Für alle Chemie- und Pharmaunternehmen unabhängig vom Alter gilt,
dass passende Rahmenbedingungen Innovationen insgesamt weiter
vorantreiben müssen. Die geplante Einführung einer steuerlichen
Forschungsförderung für alle Unternehmen zu Beginn nächsten Jahres
bezeichnet Wessel daher als eine richtige Weichenstellung für
notwendige zusätzliche Innovationsimpulse. „Sie werden langfristig zu
mehr Arbeitsplätzen und mehr Wertschöpfung führen, wenn die Förderung
praktikabel und sachgerecht ausgestaltet ist“, betont er weiter. Dazu
gehöre, dass der Auftraggeber die steuerlichen Anreize erhält, da er
das unternehmerische Risiko der Forschung trägt. Das sei besonders
wichtig für kleine und mittlere Unternehmen, denn für sie habe die
Auftragsforschung eine große Bedeutung. Gleichzeitig sei es
notwendig, die steuerliche Forschungsförderung im Laufe der Zeit zu
erhöhen. Denn die zurzeit vorgeschlagene Förderung von 500.000 Euro
jährlich pro Unternehmen würde die Firmen nur begrenzt animieren,
mehr Geld in FuE zu investieren.
Ergänzend empfiehlt Wessel eine ressortübergreifende
Innovationspolitik, die mit der Hightech-Strategie 2025 gekoppelt
ist.

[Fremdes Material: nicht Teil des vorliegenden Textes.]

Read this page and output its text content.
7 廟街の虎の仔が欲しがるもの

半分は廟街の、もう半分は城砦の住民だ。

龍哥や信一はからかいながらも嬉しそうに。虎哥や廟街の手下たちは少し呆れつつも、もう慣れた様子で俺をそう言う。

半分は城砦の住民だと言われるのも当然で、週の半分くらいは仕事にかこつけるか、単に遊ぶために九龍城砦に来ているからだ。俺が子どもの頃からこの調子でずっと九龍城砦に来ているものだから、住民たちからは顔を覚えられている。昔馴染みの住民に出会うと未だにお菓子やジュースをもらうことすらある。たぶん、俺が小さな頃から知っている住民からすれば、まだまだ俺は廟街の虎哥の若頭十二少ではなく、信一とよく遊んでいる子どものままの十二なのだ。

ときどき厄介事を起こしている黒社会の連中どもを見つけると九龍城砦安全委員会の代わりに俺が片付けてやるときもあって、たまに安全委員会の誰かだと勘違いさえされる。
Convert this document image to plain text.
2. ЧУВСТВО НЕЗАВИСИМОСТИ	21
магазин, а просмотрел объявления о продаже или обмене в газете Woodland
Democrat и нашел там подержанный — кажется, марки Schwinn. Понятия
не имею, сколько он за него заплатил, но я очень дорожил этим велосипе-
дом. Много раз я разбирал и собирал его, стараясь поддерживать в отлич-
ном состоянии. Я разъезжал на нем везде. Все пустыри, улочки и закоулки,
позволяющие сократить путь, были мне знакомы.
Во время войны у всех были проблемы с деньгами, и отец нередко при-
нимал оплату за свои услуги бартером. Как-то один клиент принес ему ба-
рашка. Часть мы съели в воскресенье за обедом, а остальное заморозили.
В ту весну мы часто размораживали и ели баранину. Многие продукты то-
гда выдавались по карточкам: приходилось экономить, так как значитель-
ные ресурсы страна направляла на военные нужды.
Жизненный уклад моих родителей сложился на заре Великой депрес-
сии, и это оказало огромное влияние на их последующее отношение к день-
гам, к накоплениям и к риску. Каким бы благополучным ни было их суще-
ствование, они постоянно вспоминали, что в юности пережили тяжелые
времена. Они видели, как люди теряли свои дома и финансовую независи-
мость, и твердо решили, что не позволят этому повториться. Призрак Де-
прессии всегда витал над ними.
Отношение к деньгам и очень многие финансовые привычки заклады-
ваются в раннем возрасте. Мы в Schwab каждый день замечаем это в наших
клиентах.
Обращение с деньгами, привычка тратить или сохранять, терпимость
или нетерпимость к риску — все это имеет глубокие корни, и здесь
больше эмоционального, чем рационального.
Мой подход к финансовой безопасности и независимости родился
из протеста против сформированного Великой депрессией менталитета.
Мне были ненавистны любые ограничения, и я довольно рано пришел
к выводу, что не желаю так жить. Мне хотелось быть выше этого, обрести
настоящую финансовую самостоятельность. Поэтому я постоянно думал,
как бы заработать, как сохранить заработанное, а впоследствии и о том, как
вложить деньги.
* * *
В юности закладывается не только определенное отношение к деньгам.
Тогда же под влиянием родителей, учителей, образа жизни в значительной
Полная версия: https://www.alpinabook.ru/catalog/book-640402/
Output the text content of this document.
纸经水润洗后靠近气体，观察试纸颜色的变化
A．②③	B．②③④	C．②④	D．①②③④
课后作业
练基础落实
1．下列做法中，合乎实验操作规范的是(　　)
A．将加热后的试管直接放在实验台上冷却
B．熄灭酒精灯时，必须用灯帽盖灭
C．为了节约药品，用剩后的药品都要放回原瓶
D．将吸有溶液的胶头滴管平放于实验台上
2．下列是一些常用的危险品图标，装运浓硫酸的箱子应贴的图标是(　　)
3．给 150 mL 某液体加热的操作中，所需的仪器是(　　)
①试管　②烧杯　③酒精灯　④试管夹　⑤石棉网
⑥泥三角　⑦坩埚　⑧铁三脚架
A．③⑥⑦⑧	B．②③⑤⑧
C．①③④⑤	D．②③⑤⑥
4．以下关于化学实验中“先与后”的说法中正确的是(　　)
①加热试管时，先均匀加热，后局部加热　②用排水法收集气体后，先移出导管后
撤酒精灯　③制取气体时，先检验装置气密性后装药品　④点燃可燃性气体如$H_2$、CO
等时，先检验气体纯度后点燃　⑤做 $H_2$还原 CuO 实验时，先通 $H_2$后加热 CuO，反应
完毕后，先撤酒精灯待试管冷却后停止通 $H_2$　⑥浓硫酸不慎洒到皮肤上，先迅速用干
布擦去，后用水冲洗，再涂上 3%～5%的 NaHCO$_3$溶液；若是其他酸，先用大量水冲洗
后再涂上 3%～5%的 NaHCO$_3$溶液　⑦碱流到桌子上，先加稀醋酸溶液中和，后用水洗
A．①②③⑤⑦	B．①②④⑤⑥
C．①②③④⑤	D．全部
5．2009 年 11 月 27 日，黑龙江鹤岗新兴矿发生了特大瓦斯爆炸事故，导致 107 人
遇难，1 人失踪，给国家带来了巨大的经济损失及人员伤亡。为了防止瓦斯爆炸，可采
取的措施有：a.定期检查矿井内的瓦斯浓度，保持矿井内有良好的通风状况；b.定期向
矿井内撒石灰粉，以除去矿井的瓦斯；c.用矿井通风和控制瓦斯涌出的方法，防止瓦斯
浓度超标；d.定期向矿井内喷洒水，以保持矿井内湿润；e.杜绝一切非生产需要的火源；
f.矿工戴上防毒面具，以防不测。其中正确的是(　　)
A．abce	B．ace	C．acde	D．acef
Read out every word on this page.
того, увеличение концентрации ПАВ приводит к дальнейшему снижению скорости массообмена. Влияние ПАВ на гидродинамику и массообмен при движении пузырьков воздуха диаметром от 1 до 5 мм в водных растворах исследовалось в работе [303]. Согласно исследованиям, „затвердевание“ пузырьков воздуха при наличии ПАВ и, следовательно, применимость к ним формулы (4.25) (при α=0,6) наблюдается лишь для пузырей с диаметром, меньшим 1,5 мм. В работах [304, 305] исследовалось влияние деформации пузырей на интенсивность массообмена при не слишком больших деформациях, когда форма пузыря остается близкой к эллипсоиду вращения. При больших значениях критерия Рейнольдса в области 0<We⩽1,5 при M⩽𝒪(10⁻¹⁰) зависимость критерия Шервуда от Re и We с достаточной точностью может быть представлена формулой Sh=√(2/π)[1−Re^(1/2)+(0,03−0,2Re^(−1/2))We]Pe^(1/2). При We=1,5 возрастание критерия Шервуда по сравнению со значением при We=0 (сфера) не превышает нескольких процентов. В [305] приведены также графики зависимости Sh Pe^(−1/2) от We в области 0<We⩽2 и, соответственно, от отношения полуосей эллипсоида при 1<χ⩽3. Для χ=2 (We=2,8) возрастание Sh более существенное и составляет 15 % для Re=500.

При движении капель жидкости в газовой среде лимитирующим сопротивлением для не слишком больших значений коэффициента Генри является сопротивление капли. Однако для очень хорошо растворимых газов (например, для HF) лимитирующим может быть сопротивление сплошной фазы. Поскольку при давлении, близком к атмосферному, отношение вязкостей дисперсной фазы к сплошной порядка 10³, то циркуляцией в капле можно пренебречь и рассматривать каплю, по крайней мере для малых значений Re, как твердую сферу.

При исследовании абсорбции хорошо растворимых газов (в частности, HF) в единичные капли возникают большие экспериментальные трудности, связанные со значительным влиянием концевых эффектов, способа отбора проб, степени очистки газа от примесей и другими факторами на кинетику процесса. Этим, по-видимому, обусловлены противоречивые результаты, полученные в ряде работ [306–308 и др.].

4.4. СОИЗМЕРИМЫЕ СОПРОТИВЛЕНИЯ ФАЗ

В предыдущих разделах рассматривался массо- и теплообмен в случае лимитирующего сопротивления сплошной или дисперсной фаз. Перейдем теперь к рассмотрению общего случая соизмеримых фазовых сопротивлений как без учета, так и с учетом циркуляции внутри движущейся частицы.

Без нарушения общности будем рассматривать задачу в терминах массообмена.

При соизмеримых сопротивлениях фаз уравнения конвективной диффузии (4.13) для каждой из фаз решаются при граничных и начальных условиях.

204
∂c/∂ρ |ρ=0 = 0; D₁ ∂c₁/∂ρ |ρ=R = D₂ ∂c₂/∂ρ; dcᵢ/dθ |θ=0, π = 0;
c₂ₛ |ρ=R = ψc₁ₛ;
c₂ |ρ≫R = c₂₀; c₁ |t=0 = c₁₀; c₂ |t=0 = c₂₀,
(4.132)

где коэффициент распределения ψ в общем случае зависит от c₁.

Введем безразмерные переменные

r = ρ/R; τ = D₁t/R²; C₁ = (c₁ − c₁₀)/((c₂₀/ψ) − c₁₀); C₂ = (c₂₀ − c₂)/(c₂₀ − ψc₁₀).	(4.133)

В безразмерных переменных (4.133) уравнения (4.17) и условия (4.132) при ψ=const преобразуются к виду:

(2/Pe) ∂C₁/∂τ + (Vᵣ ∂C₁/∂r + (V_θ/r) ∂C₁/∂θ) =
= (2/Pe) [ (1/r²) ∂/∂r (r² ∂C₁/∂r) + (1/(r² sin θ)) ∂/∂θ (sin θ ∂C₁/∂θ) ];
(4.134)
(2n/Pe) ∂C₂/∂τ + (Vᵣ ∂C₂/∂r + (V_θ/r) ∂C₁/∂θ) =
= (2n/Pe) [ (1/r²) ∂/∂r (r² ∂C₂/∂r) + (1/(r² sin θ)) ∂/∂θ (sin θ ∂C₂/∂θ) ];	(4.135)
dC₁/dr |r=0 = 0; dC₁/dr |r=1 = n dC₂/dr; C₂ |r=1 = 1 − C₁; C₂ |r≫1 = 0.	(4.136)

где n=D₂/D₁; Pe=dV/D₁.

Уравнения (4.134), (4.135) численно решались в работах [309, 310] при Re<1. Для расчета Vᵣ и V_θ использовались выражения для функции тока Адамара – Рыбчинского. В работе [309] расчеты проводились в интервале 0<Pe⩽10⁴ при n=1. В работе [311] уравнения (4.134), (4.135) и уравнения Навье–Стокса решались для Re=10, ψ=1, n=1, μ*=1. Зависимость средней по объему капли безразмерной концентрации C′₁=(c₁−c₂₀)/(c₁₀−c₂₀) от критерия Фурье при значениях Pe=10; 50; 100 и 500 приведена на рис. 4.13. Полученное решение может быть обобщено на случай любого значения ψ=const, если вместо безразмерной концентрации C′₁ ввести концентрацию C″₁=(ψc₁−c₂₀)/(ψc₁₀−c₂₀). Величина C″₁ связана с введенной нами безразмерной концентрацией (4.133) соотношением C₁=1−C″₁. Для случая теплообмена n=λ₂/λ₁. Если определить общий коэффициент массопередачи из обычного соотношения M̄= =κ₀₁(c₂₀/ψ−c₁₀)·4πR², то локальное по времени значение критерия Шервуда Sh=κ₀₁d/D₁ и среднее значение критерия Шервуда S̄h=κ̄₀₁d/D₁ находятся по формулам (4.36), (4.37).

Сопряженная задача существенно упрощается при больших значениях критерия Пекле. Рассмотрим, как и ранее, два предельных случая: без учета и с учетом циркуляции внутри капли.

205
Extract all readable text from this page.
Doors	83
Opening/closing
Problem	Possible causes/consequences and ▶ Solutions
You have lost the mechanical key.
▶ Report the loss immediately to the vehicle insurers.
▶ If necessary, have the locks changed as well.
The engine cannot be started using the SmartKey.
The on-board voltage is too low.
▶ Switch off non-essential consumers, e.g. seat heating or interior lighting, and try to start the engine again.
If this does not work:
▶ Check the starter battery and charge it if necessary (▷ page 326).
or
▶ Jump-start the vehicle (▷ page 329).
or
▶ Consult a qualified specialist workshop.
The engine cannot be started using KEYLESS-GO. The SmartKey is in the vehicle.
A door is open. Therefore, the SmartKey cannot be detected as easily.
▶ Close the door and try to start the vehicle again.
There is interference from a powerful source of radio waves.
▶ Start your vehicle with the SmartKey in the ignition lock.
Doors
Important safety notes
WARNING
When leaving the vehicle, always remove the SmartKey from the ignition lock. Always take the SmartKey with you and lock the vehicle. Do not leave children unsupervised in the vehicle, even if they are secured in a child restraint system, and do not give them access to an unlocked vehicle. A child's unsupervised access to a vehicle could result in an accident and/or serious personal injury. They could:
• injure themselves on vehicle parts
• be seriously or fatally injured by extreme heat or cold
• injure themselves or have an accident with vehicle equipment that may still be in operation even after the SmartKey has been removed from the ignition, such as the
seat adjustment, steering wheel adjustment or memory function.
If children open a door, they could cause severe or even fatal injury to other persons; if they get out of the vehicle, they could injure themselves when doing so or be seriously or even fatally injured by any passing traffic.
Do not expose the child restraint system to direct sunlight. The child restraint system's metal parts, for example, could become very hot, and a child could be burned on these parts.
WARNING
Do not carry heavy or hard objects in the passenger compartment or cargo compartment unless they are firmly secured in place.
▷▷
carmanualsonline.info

Notwendig seien ebenfalls ausreichend finanzierte und
technologisch breit angelegte Förderprogramme, um das Niveau
deutscher Forschung zu halten. Auch einen Innovations-Check bei der
Gesetzgebung in Deutschland und Europa hält Wessel für notwendig. Mit
diesem könne überprüft werden, wie sich bestehende und künftige
Vorschriften auf neue Produkte und Verfahren auswirken.
Der VCI vertritt die wirtschaftspolitischen Interessen von rund
1.700 deutschen Chemieunternehmen und deutschen Tochterunternehmen
ausländischer Konzerne gegenüber Politik, Behörden, anderen Bereichen
der Wirtschaft, der Wissenschaft und den Medien. Der VCI steht für
mehr als 90 Prozent der deutschen Chemie. Die Branche setzte 2018 203
Milliarden Euro um und beschäftigte rund 462.500 Mitarbeiter.